Housing company Svenska Bostäder (SB) have redesigned the centre of Husby in the north-west of Stockholm with a "feminist, equality-based" perspective in mind. SB's social sustainability coordinator in the district, Nurcan Gültekin, explained to The Local exactly what that means:

"With that we mean that we need to get more women into the public spaces. It's above all about having an equal public space where everyone, both men and women, feel welcome."

Husby is one of 15 places the Swedish police described as "particularly vulnerable" in a 2015 report, and was one of the areas where riots broke out in the Swedish capital in 2013. 

The forthcoming changes are the product of discussions SB has had with local residents since 2009. During the conversations it emerged that the centre around the tunnelbana (metro) station was the part of the area where residents, and in particular female residents, felt least safe.

"We started workshops where female residents were free to speak up and point out the places where they felt unsafe. We then started to get a clear image of how the centre is perceived and the factors playing into that. It emerged that women to a large degree were opting to take a detour around the centre. They didn't feel comfortable," Gültekin noted.

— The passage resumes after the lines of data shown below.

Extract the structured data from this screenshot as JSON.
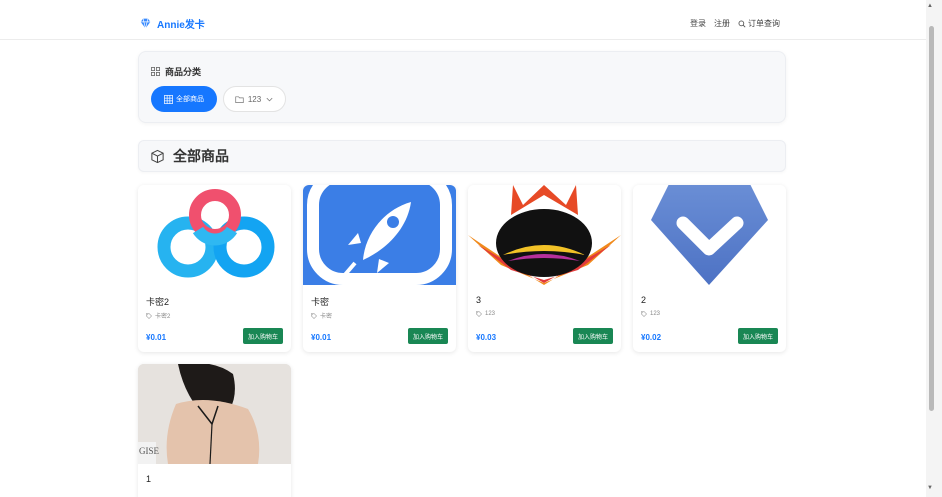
{
  "brand": {
    "name": "Annie发卡",
    "icon": "diamond-icon",
    "color": "#1677ff"
  },
  "nav": {
    "login": "登录",
    "register": "注册",
    "order_query": "订单查询"
  },
  "category_panel": {
    "title": "商品分类",
    "buttons": [
      {
        "label": "全部商品",
        "active": true
      },
      {
        "label": "123",
        "active": false
      }
    ]
  },
  "section": {
    "title": "全部商品"
  },
  "currency": "¥",
  "cart_label": "加入购物车",
  "products": [
    {
      "name": "卡密2",
      "tag": "卡密2",
      "price": "¥0.01",
      "image": "cloud-logo"
    },
    {
      "name": "卡密",
      "tag": "卡密",
      "price": "¥0.01",
      "image": "rocket-logo"
    },
    {
      "name": "3",
      "tag": "123",
      "price": "¥0.03",
      "image": "crown-mask-logo"
    },
    {
      "name": "2",
      "tag": "123",
      "price": "¥0.02",
      "image": "chevron-badge-logo"
    },
    {
      "name": "1",
      "image": "photo",
      "image_text": "GISE"
    }
  ],
  "colors": {
    "primary": "#1677ff",
    "cart_button": "#198754"
  }
}
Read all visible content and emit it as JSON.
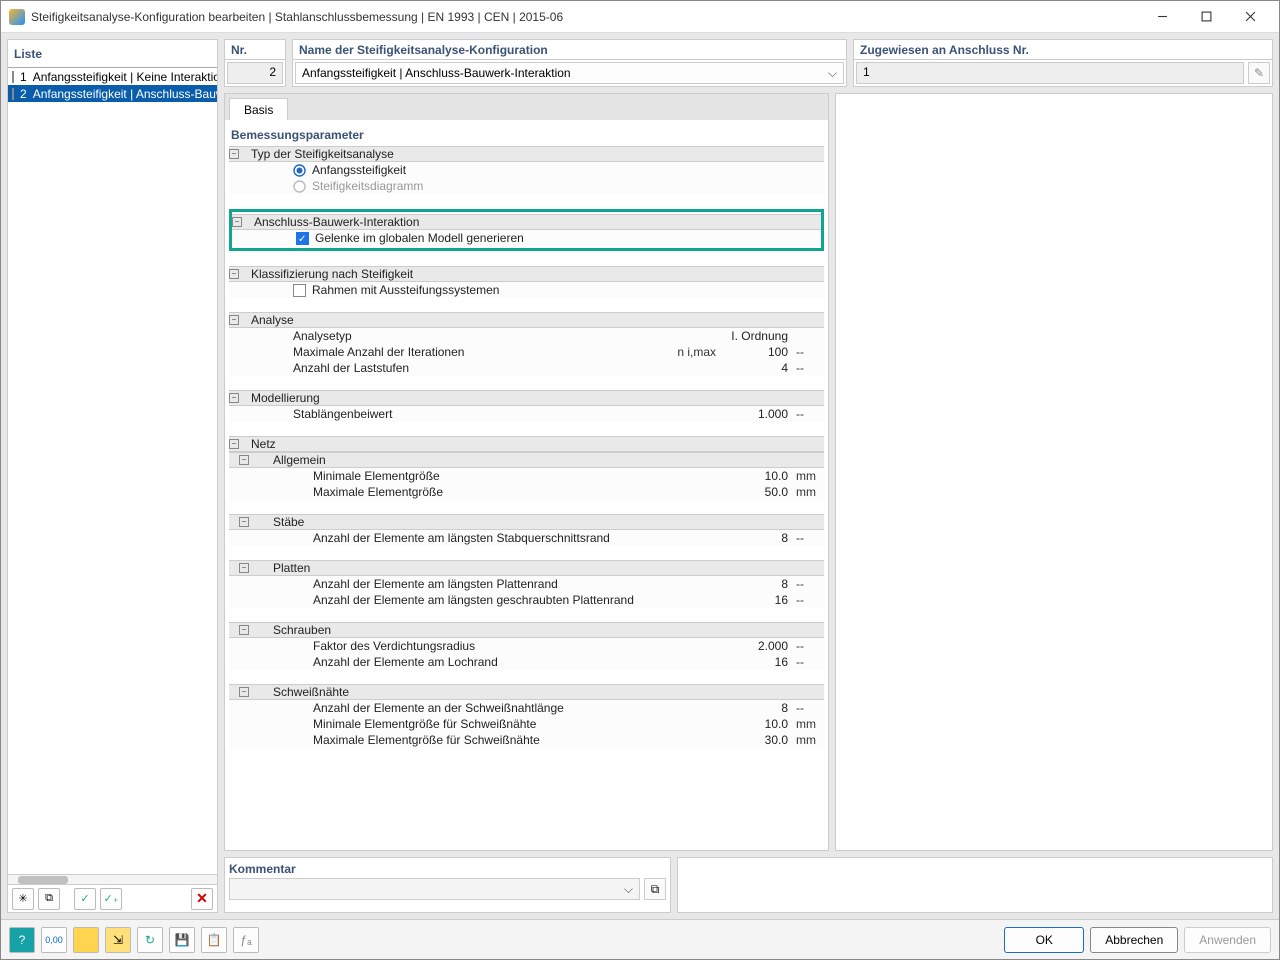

Changes that will be rolled out as a result include improved street lighting to create a safer-feeling passage from the tunnelbana station through the area. The relocation of a cafe currently situated on the main square that tends to attract mostly male customers will also be used as an opportunity to create a more female-friendly meeting place in the centre.

"The cafe has become a natural meeting place for some Husby residents, mostly men. Today however women don't have a natural meeting place in the centre. There is an imbalance. Our ambition is to create harmony, where both men and women dwell in and move around the centre," Gültekin explained.

There are plans for further changes in the future, including alterations to the tunnelbana station entrance. SB wants Husby to be the starting point for further feminist urban planning ventures in the future.